Our Unique First Year Curriculum
The first-year curriculum is designed to give law students the conceptual building blocks essential for their professional training. Over the course of two semesters, students will take six doctrinal courses in classic subject areas, two writing courses, one legal research course, and one hands-on course in lawyering skills and professional identity development.
The First Semester
The first semester doctrinal courses are Contracts, Criminal Law, and Torts. In Contracts, students study the law of promissory and related obligation, beginning with responsibilities that flow from the making of a promise. Torts introduces the law of civil liability, where parties can receive financial compensation for harm that is intentionally or negligently caused by another party or parties. Criminal law explores the roots of criminal liability in which the state prosecutes individuals for criminal offenses against society.
Students also take Lab in the first semester. Lab is a novel approach to teaching first-year students about the practice and substance of law through a hands-on introduction to legal skills. This course is unique to the University of New Mexico School of Law, which is a national leader in experiential learning. Lab is taught by full-time members of the faculty in conjunction with adjunct professors who are practicing lawyers in the community. The course meets in six small group sections of approximately 15 students, with each section having a dedicated professor. The course is designed to enrich students’ understanding of the material covered in their doctrinal courses - Contracts, Criminal Law, and Torts - through experiential learning. Lab faculty use hypothetical case files related to criminal, tort, and contract law that present opportunities for students to draft legal documents, engage in simulated client interactions and court appearances, and address ethical issues.
Lab examines practice-related topics - including client-centered lawyering, cultural competency in practice, professionalism, ethics, case development and theory, fact investigation and development, client interviewing and counseling, problem solving and prospective lawyering, writing skills for law practice, and professional identity formation. In addition, Lab addresses issues related to law student and lawyer wellness, mindfulness, and emotional intelligence.
Elements of Legal Argumentation (ELA) I
Elements of Legal Argumentation I is the foundational legal analysis and communication course. In the context of a problem-solving approach to legal writing, students learn how to do the information gathering, pre-thinking and argument development that are essential to good legal communication. Students learn to identify legal issues presented by specific factual situations. They are given an overview of collecting relevant information, including an introduction to legal research. Students learn how to connect this information as they analyze a legal problem in preparation for writing both predictive and persuasive documents.

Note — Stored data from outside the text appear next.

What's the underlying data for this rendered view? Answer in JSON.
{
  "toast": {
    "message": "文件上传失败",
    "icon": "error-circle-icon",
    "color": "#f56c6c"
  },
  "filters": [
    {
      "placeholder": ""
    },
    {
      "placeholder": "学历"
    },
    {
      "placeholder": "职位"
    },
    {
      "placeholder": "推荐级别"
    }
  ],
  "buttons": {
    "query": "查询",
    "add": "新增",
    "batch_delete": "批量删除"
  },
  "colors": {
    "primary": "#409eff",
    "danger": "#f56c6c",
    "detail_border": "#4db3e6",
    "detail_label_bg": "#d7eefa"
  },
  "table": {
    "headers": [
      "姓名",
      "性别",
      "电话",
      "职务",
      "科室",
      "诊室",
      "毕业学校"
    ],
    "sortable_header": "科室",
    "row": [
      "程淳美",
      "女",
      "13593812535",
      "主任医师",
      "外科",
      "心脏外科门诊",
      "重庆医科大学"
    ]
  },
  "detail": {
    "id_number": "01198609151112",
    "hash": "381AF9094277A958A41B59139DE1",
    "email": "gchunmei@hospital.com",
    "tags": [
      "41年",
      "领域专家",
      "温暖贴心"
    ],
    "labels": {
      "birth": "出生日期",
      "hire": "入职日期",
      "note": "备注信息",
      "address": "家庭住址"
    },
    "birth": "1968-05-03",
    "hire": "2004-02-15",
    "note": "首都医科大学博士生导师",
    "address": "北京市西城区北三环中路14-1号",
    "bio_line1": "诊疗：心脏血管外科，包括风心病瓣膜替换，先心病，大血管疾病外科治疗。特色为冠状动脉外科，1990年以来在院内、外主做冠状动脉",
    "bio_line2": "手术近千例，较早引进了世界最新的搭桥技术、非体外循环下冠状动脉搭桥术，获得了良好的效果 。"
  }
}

Students learn how to determine relevant legal rules and apply those rules to specific facts to arrive at a reasonable conclusion in a specific case. Students practice organizing the information and their analysis into a logical and coherent structured proof of their conclusion and then effectively presenting the proof in a specific format to a specific audience. Students also learn to perfect the mechanics of their documents as they learn techniques for effective revising and editing.
The Second Semester
The second semester doctrinal courses are Civil Procedure I, Property I and Introduction to Constitutional Law. In Civil Procedure I, students learn the technical rules that govern the movement of a civil case through the court system, from the filing of a claim - through discovery and pre-trial motions - up until trial. Property I examines the fundamental rules regarding interests in land and personal property. In Introduction to Constitutional Law, students study the structural framework established by the Constitution, including principles of federalism and the role of the U.S. Supreme Court.
Elements of Legal Argumentation (ELA) II
Elements of Legal Argumentation II continues the study and practice of legal reasoning and communication that began in ELA I. Students will have the opportunity to use their basic understanding of the core concepts and tools learned in ELA I as they complete a variety of both oral and written presentations. Focus is on argumentation and rhetoric as the means to building strong and persuasive documents and presentations. Students continue to practice the process of legal writing as they research, analyze, organize, write, and revise litigation-related documents. The primary context for the work done in ELA II involves writing briefs to a specific court. Students will also give oral arguments and presentations in class. Additionally, students will begin to learn about court and ethical rules related to brief writing and client representation.
Introduction to Legal Research
This one credit hour course builds on the legal research foundation acquired in ELA I. Students will gain greater familiarity with the legal system and legal information sources so that they have the tools to design efficient research strategies that allow them to find, evaluate, and use sources of legal information in order to resolve specific legal issues.
First- year students also may take an optional elective during the spring semester.